Si la loi d'orientation des mobilités (LOM) prévoyait la mise en place de "plans d’actions communs en matière de mobilité solidaire", aujourd’hui "on est encore très loin de ça", déplore le responsable associatif. Le plus grand frein selon lui : "qui finance ?" Il ajoute que cette problématique est liée à l’éclatement du champ de compétence, nécessitant de mettre un grand nombre d’acteurs autour de la table pour avancer. 

Rompre l’isolement et accompagner les changements de comportements

Autorité organisatrice de la mobilité locale depuis 2021, la communauté de communes de Val de Drôme (CCVD) parvient de son côté à structurer progressivement sa politique, en partenariat notamment avec la région. En 2023, à partir d’un état des lieux, la CCVD se fixe plusieurs objectifs : lutter contre l’isolement des personnes en situation de précarité ou à mobilité réduite, des personnes âgées et des jeunes, diminuer l’impact carbone par le développement de l’intermodalité et d’alternatives crédibles à la mobilité individuelle, accompagner les changements de comportements. 

"92% des ménages ont au moins une voiture et 50% au moins deux", alors même le covoiturage est déjà "bien développé" et que les habitants manifestent "un fort intérêt pour le vélo, malgré les dénivelés", explique Christine Marion, première vice-présidente de la CCVD. Location de vélos électriques, ateliers de "remise en selle" et de réparation vélo, mise en place d’un "réseau Pouce", expérimentation de l’autopartage… L’intercommunalité, en s’appuyant depuis plusieurs années sur l’association d’écomobilité Dromolib, cherche à agir au plus près des habitants, dans la "dentelle", pour répondre aux besoins de mobilité, tout en soulageant les budgets et en diminuant l’impact carbone des déplacements. 

Que l’on parle de mobilité ou d’alimentation (voir notre article), "on ne réussira pas la transition écologique juste sans la coopération de tous les acteurs, collectivités, acteurs économiques et habitants d’un territoire", conclut Marc Alphandéry, du Labo de l’ESS, à l’issue de la rencontre du Hub des Territoires. Il insiste sur la nécessité d’un accompagnement des personnes en situation de précarité et des territoires fragiles et d’un financement de l’innovation sociale, jugée indispensable pour prendre en compte le "facteur humain" de la transition écologique.
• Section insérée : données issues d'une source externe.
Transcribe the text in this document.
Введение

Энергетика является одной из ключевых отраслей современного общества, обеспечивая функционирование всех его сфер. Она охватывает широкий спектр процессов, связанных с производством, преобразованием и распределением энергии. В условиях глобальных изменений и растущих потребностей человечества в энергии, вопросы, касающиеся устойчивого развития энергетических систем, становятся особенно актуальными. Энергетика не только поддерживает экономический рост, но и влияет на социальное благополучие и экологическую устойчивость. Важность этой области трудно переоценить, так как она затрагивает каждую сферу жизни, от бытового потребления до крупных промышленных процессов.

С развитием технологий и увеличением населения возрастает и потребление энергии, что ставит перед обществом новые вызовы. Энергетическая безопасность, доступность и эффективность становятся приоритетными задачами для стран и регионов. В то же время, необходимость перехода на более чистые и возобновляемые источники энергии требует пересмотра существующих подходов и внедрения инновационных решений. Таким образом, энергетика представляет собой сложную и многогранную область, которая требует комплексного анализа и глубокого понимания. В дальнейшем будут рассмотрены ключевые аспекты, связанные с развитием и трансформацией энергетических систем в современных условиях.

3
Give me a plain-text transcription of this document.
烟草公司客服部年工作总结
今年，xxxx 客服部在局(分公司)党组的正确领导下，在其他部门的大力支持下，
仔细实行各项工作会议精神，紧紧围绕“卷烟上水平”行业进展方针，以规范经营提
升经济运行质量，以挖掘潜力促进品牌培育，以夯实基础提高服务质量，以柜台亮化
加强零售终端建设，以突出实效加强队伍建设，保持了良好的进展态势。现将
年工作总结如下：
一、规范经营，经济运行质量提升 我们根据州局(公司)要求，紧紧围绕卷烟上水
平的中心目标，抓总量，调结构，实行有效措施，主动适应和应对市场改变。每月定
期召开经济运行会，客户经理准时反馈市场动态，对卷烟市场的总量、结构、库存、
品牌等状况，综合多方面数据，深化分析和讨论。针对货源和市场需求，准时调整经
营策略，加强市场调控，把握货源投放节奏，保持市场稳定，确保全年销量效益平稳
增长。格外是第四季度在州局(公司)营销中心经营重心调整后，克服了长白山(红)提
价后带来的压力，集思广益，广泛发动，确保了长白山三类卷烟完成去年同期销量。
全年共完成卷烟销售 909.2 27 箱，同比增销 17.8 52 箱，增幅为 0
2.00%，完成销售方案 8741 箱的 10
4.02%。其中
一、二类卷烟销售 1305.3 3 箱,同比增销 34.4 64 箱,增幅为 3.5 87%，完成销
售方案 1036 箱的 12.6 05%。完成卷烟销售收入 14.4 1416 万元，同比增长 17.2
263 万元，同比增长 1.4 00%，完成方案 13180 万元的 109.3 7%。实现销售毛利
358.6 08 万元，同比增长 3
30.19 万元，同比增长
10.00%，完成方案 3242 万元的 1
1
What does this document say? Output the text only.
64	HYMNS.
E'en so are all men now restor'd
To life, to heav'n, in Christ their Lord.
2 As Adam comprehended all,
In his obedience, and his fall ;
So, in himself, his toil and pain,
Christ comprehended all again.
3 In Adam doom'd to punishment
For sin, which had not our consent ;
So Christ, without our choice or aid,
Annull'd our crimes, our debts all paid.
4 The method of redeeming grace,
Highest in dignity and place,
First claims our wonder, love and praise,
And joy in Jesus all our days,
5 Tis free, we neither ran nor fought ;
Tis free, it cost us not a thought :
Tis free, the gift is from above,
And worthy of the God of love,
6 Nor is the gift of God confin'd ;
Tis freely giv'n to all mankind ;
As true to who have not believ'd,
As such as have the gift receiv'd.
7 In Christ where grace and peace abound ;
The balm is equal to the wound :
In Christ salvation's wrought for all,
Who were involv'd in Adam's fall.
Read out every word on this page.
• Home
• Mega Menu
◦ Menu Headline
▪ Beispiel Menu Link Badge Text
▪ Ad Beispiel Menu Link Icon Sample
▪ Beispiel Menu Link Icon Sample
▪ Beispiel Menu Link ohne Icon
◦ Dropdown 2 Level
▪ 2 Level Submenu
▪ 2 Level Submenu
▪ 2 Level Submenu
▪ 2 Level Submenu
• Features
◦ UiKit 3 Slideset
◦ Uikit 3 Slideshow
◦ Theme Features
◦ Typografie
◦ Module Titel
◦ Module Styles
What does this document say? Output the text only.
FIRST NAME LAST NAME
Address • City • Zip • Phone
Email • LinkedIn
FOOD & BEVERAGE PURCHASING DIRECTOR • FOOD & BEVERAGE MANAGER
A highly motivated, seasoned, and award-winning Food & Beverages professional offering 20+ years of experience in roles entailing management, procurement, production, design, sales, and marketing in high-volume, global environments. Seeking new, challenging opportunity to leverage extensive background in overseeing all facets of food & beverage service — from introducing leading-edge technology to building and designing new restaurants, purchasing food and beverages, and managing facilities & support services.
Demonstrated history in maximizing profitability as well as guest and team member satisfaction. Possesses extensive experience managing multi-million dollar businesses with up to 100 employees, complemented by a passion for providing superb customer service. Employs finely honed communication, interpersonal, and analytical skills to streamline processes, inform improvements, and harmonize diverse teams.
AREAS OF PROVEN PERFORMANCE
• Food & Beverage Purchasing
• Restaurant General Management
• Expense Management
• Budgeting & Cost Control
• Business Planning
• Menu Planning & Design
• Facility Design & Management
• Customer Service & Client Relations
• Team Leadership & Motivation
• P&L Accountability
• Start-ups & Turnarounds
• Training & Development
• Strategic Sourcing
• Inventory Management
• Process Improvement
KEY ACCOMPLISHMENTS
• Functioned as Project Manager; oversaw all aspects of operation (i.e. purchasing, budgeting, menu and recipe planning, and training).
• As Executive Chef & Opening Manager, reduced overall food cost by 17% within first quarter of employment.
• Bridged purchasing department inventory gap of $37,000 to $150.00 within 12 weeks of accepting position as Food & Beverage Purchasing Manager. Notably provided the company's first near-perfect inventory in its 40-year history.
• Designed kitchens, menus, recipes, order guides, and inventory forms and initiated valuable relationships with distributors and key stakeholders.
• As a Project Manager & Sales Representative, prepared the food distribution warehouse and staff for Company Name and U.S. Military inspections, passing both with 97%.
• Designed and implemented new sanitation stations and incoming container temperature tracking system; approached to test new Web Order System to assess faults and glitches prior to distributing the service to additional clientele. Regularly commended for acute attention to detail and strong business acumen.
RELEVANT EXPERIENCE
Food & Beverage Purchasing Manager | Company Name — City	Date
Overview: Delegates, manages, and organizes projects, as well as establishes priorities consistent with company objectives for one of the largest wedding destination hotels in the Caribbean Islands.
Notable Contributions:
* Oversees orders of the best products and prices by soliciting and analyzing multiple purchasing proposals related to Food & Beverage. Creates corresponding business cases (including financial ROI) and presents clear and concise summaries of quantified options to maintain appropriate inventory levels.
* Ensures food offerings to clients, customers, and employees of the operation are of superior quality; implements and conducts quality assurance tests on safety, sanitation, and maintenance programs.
› Mobilité durable et inclusive : la Banque des Territoires accompagne le programme Tims

À l’occasion des Assises européennes de la transition énergétique, qui se sont tenues à Dunkerque en septembre dernier, la Banque des Territoires et le réseau Cler (au nom des partenaires du programme Tims), ont signé un partenariat. Sélectionnés dans le cadre d'un appel à manifestation d'intérêt, les 70 projets soutenus aujourd'hui par ce programme déploient depuis janvier 2024 des solutions de mobilité durable et inclusive adaptées aux spécificités des territoires, en fédérant les acteurs de la mobilité durable et solidaire, et en accompagnant les populations. Pour garantir la pérennité de ces dispositifs dans les territoires et sécuriser leur développement, la Banque des Territoires s’engage à accompagner les porteurs de projets afin de fiabiliser les modèles économiques et les montages juridiques et financiers de ces initiatives. Pour cela, elle mettra à leur disposition jusqu’en 2026 des moyens en ingénierie ainsi qu’un appui analytique et méthodologique dans l'optique d'accélérer le développement de la mobilité durable et inclusive partout en France.